The Sudanese government swiftly rejected the U.S.-drafted resolution, which was approved 13-0, with China and Pakistan abstaining. Sudan has insisted it is trying to curb the militias and that threats would not help.
At least 30,000 people have been killed and more than 1 million displaced in a 17-month conflict in Darfur, where pro-government Arab militias known as Janjaweed have waged a brutal campaign to drive out black African farmers.
Suicide bombers attack U.S., Israeli embassies; two killed
Suicide bombers struck the U.S. and Israeli embassies along with the top prosecutor's office Friday, killing at least two Uzbeks and wounding nine others in nearly simultaneous attacks in the capital of Uzbekistan, a close U.S. ally in the war on terror.

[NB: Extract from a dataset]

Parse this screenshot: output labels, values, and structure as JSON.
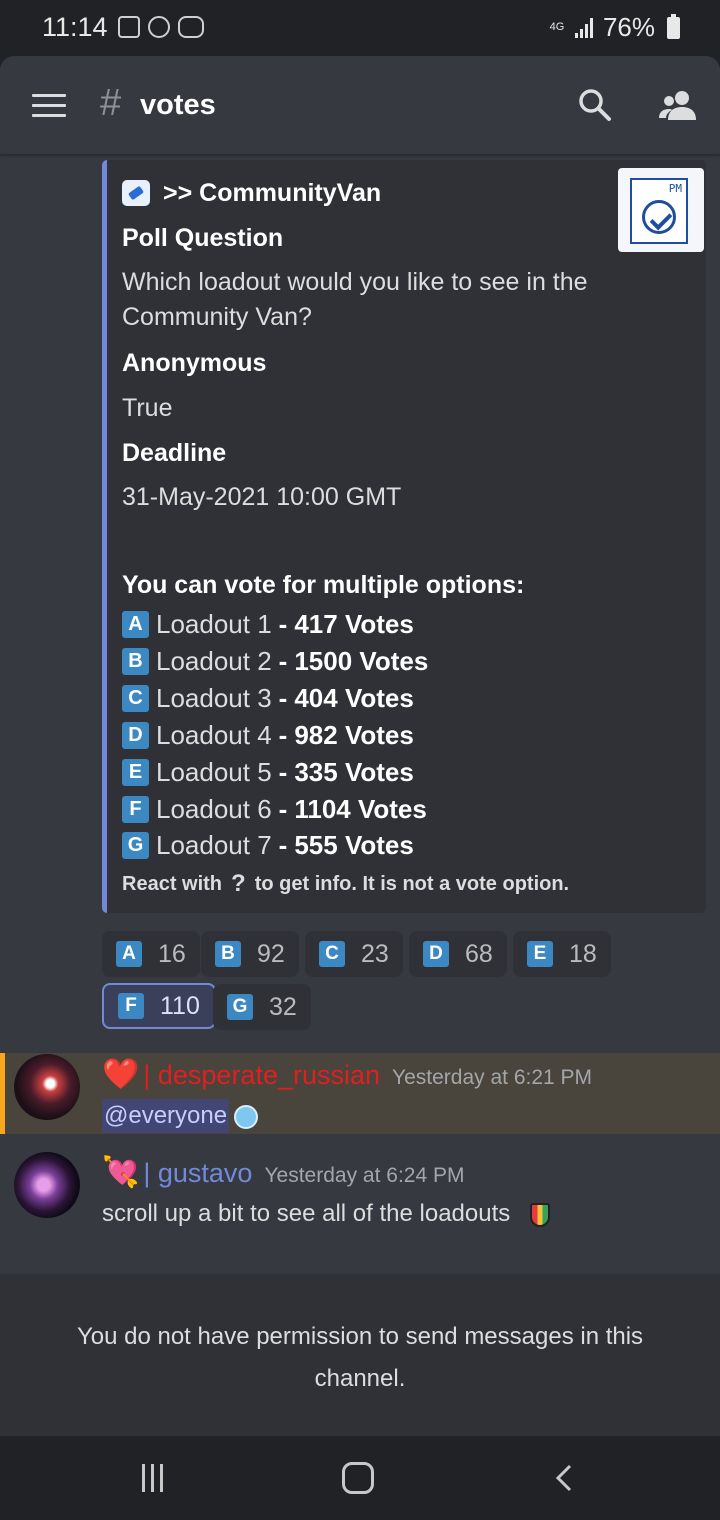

The attacks came as this majority Muslim country is trying 15 suspects allegedly tied to al-Qaida for a wave of violence four months ago that included the first-ever suicide attacks in Central Asia. The defendants in the trial have said the U.S. and Israeli embassies were among the targets their group planned to attack.
Participant in assassination plot with Libya pleads guilty
A prominent Muslim activist who said he participated in a Libyan plot to assassinate Saudi Arabia's crown prince pleaded guilty Friday to engaging in illegal business deals with Libya.
Abdurahman Alamoudi, 52, was not charged in the assassination plot. But a 20-page statement of facts spells out many elements in an elaborate killing scheme that had Alamoudi serving as a go-between for high-ranking Libyan government officials and Saudi dissidents.
The plot was exposed before it could be carried out.
Alamoudi's lawyer, Stanley Cohen, said the government conceded that his client's role was minimal.
Commanders admit coverup but don't think Iraqi drowned
Three Army commanders admitted Friday that soldiers were told to cover up an incident in which two Iraqi civilians were forced off a bridge over the Tigris River, where family members say one of them drowned.
The commanders, all testifying under immunity, said they didn't believe anyone died.
Capt. Matthew Cunningham said soldiers under his command admitted forcing the Iraqis to jump into the river Jan. 3 as punishment for being out after curfew. He said the soldiers told him they had the Iraqis "get wet" and that "they wanted to make them miserable a little bit and walk home."
He called the suggestion that anyone drowned a "smear campaign" and said soldiers saw the civilians getting out of the river safely.
The testimony came on the third and final day of a hearing to determine whether three soldiers will be court-martialed.